El Espíritu Santo como fuego (He 2,3)

La segunda imagen con la que Lucas describe el misterio de Pentecostés es el fuego: «Se les aparecieron como lenguas de fuego, que se repartían y se posaban sobre cada uno de ellos» (He 2,3). Mientras el trueno es audible, las lenguas de fuego son visibles.

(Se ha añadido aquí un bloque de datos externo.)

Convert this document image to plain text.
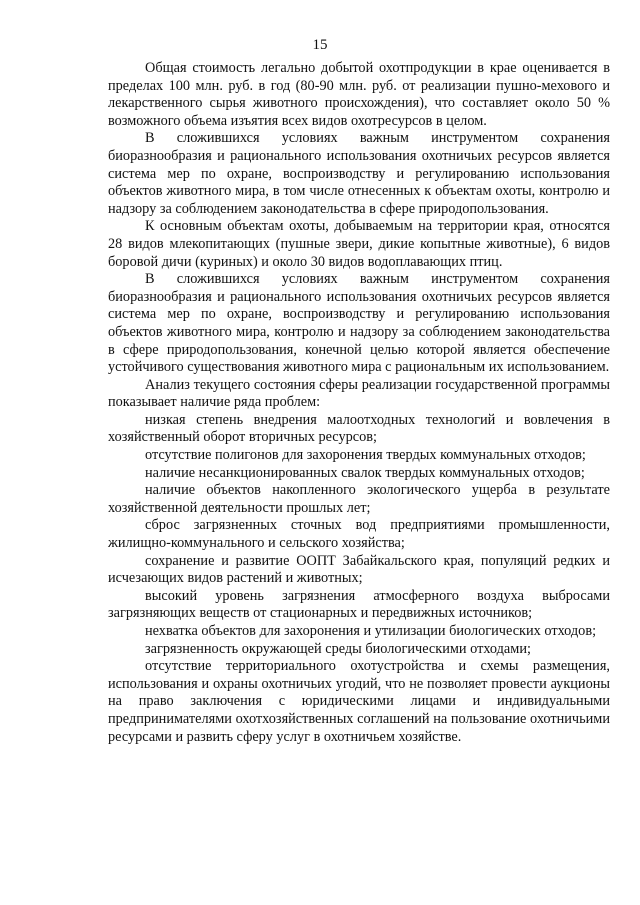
15

Общая стоимость легально добытой охотпродукции в крае оценивается в пределах 100 млн. руб. в год (80-90 млн. руб. от реализации пушно-мехового и лекарственного сырья животного происхождения), что составляет около 50 % возможного объема изъятия всех видов охотресурсов в целом.

В сложившихся условиях важным инструментом сохранения биоразнообразия и рационального использования охотничьих ресурсов является система мер по охране, воспроизводству и регулированию использования объектов животного мира, в том числе отнесенных к объектам охоты, контролю и надзору за соблюдением законодательства в сфере природопользования.

К основным объектам охоты, добываемым на территории края, относятся 28 видов млекопитающих (пушные звери, дикие копытные животные), 6 видов боровой дичи (куриных) и около 30 видов водоплавающих птиц.

В сложившихся условиях важным инструментом сохранения биоразнообразия и рационального использования охотничьих ресурсов является система мер по охране, воспроизводству и регулированию использования объектов животного мира, контролю и надзору за соблюдением законодательства в сфере природопользования, конечной целью которой является обеспечение устойчивого существования животного мира с рациональным их использованием.

Анализ текущего состояния сферы реализации государственной программы показывает наличие ряда проблем:

низкая степень внедрения малоотходных технологий и вовлечения в хозяйственный оборот вторичных ресурсов;

отсутствие полигонов для захоронения твердых коммунальных отходов;

наличие несанкционированных свалок твердых коммунальных отходов;

наличие объектов накопленного экологического ущерба в результате хозяйственной деятельности прошлых лет;

сброс загрязненных сточных вод предприятиями промышленности, жилищно-коммунального и сельского хозяйства;

сохранение и развитие ООПТ Забайкальского края, популяций редких и исчезающих видов растений и животных;

высокий уровень загрязнения атмосферного воздуха выбросами загрязняющих веществ от стационарных и передвижных источников;

нехватка объектов для захоронения и утилизации биологических отходов;

загрязненность окружающей среды биологическими отходами;

отсутствие территориального охотустройства и схемы размещения, использования и охраны охотничьих угодий, что не позволяет провести аукционы на право заключения с юридическими лицами и индивидуальными предпринимателями охотхозяйственных соглашений на пользование охотничьими ресурсами и развить сферу услуг в охотничьем хозяйстве.
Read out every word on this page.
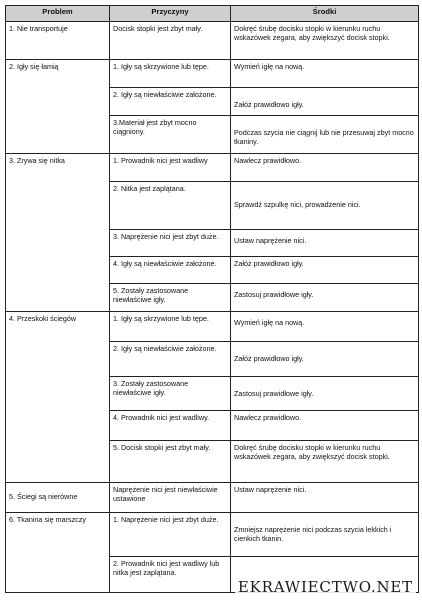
Problem	Przyczyny	Środki
1. Nie transportuje	Docisk stopki jest zbyt mały.	Dokręć śrubę docisku stopki w kierunku ruchu wskazówek zegara, aby zwiększyć docisk stopki.
2. Igły się łamią	1. Igły są skrzywione lub tępe.	Wymień igłę na nową.
	2. Igły są niewłaściwie założone.	Załóż prawidłowo igły.

	3.Materiał jest zbyt mocno ciągniony.	Podczas szycia nie ciągnij lub nie przesuwaj zbyt mocno tkaniny.

3. Zrywa się nitka	1. Prowadnik nici jest wadliwy	Nawlecz prawidłowo.
	2. Nitka jest zaplątana.	Sprawdź szpulkę nici, prowadzenie nici.

	3. Naprężenie nici jest zbyt duże.	Ustaw naprężenie nici.

	4. Igły są niewłaściwie założone.	Załóż prawidłowo igły.
	5. Zostały zastosowane niewłaściwe igły.	Zastosuj prawidłowe igły.

4. Przeskoki ściegów	1. Igły są skrzywione lub tępe.	Wymień igłę na nową.

	2. Igły są niewłaściwie założone.	Załóż prawidłowo igły.

	3. Zostały zastosowane niewłaściwe igły.	Zastosuj prawidłowe igły.

	4. Prowadnik nici jest wadliwy.	Nawlecz prawidłowo.
	5. Docisk stopki jest zbyt mały.	Dokręć śrubę docisku stopki w kierunku ruchu wskazówek zegara, aby zwiększyć docisk stopki.

5. Ściegi są nierówne	Naprężenie nici jest niewłaściwie ustawione	Ustaw naprężenie nici.
6. Tkanina się marszczy	1. Naprężenie nici jest zbyt duże.	Zmniejsz naprężenie nici podczas szycia lekkich i cienkich tkanin.

	2. Prowadnik nici jest wadliwy lub nitka jest zaplątana.	
EKRAWIECTWO.NET
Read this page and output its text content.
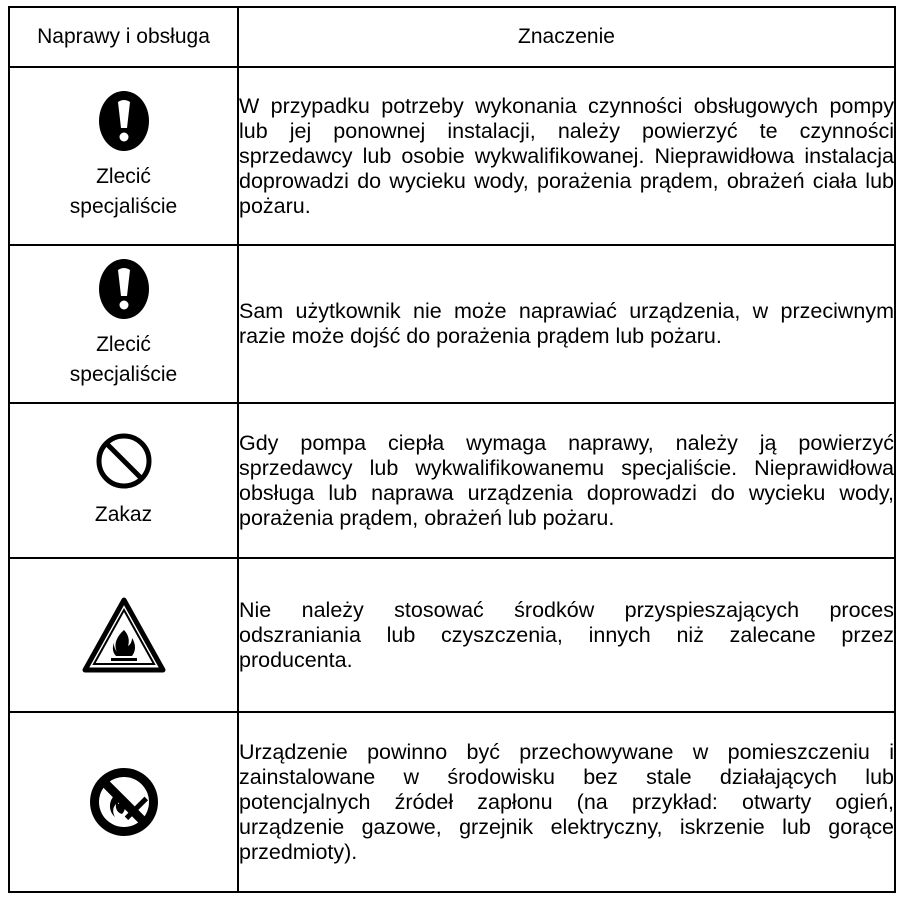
Naprawy i obsługa	Znaczenie

Zlecić
specjaliście	W przypadku potrzeby wykonania czynności obsługowych pompy lub jej ponownej instalacji, należy powierzyć te czynności sprzedawcy lub osobie wykwalifikowanej. Nieprawidłowa instalacja doprowadzi do wycieku wody, porażenia prądem, obrażeń ciała lub pożaru.

Zlecić
specjaliście	Sam użytkownik nie może naprawiać urządzenia, w przeciwnym razie może dojść do porażenia prądem lub pożaru.

Zakaz	Gdy pompa ciepła wymaga naprawy, należy ją powierzyć sprzedawcy lub wykwalifikowanemu specjaliście. Nieprawidłowa obsługa lub naprawa urządzenia doprowadzi do wycieku wody, porażenia prądem, obrażeń lub pożaru.

	Nie należy stosować środków przyspieszających proces odszraniania lub czyszczenia, innych niż zalecane przez producenta.

	Urządzenie powinno być przechowywane w pomieszczeniu i zainstalowane w środowisku bez stale działających lub potencjalnych źródeł zapłonu (na przykład: otwarty ogień, urządzenie gazowe, grzejnik elektryczny, iskrzenie lub gorące przedmioty).
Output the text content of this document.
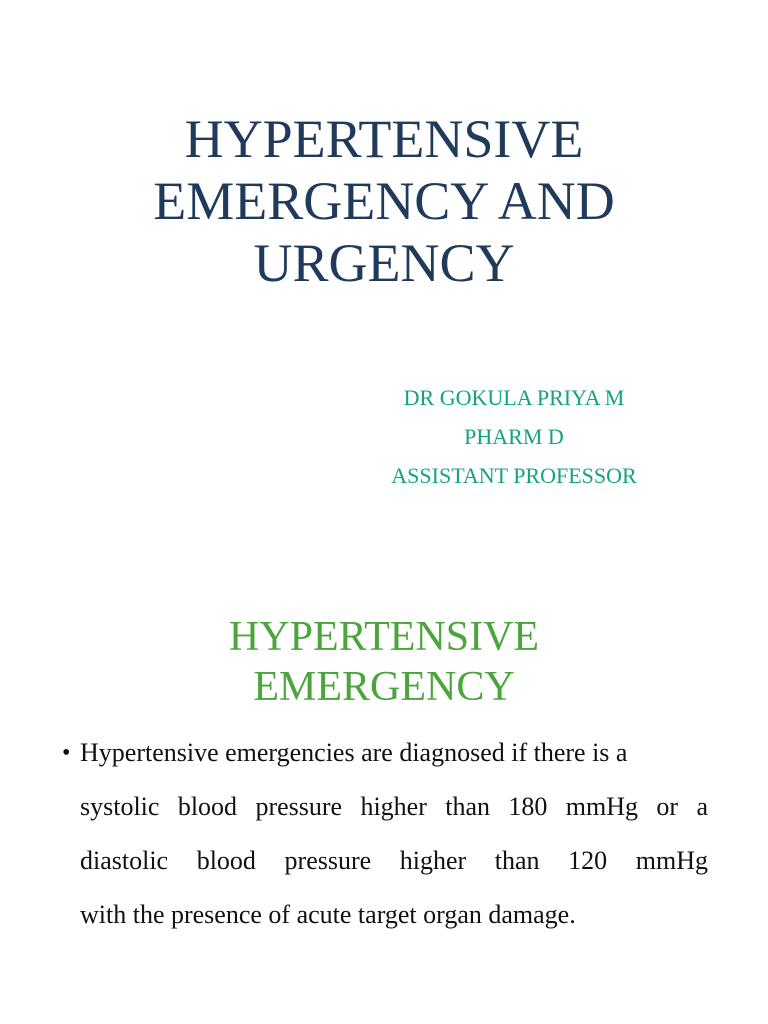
HYPERTENSIVE
EMERGENCY AND
URGENCY
DR GOKULA PRIYA M
PHARM D
ASSISTANT PROFESSOR
HYPERTENSIVE
EMERGENCY
• Hypertensive emergencies are diagnosed if there is a
systolic blood pressure higher than 180 mmHg or a
diastolic blood pressure higher than 120 mmHg
with the presence of acute target organ damage.
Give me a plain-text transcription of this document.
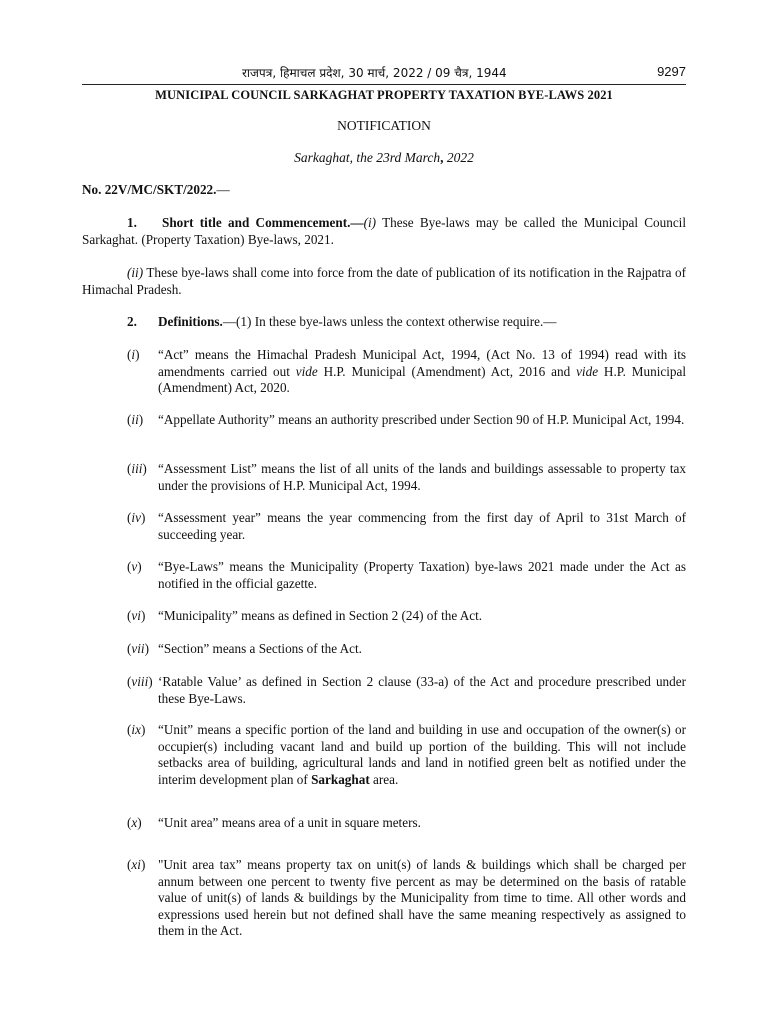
राजपत्र, हिमाचल प्रदेश, 30 मार्च, 2022 / 09 चैत्र, 1944	9297
MUNICIPAL COUNCIL SARKAGHAT PROPERTY TAXATION BYE-LAWS 2021
NOTIFICATION
Sarkaghat, the 23rd March, 2022
No. 22V/MC/SKT/2022.—
1. Short title and Commencement.—(i) These Bye-laws may be called the Municipal Council Sarkaghat. (Property Taxation) Bye-laws, 2021.
(ii) These bye-laws shall come into force from the date of publication of its notification in the Rajpatra of Himachal Pradesh.
2. Definitions.—(1) In these bye-laws unless the context otherwise require.—
(i) “Act” means the Himachal Pradesh Municipal Act, 1994, (Act No. 13 of 1994) read with its amendments carried out vide H.P. Municipal (Amendment) Act, 2016 and vide H.P. Municipal (Amendment) Act, 2020.
(ii) “Appellate Authority” means an authority prescribed under Section 90 of H.P. Municipal Act, 1994.
(iii) “Assessment List” means the list of all units of the lands and buildings assessable to property tax under the provisions of H.P. Municipal Act, 1994.
(iv) “Assessment year” means the year commencing from the first day of April to 31st March of succeeding year.
(v) “Bye-Laws” means the Municipality (Property Taxation) bye-laws 2021 made under the Act as notified in the official gazette.
(vi) “Municipality” means as defined in Section 2 (24) of the Act.
(vii) “Section” means a Sections of the Act.
(viii) ‘Ratable Value’ as defined in Section 2 clause (33-a) of the Act and procedure prescribed under these Bye-Laws.
(ix) “Unit” means a specific portion of the land and building in use and occupation of the owner(s) or occupier(s) including vacant land and build up portion of the building. This will not include setbacks area of building, agricultural lands and land in notified green belt as notified under the interim development plan of Sarkaghat area.
(x) “Unit area” means area of a unit in square meters.
(xi) "Unit area tax” means property tax on unit(s) of lands & buildings which shall be charged per annum between one percent to twenty five percent as may be determined on the basis of ratable value of unit(s) of lands & buildings by the Municipality from time to time. All other words and expressions used herein but not defined shall have the same meaning respectively as assigned to them in the Act.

También se puede ver al Espíritu Santo. Ese es el misterio de Pentecostés, que lo invisible se hace visible. La imagen de las lenguas de fuego se conoce a lo largo de toda la literatura rabínica. La palabra de Dios puede posarse sobre cada uno como lengua de fuego. Con la imagen de las llamas de fuego compartidas, Lucas describe que cada individuo se verá lleno del Espíritu Santo, que el Espíritu de Dios iluminará a cada persona.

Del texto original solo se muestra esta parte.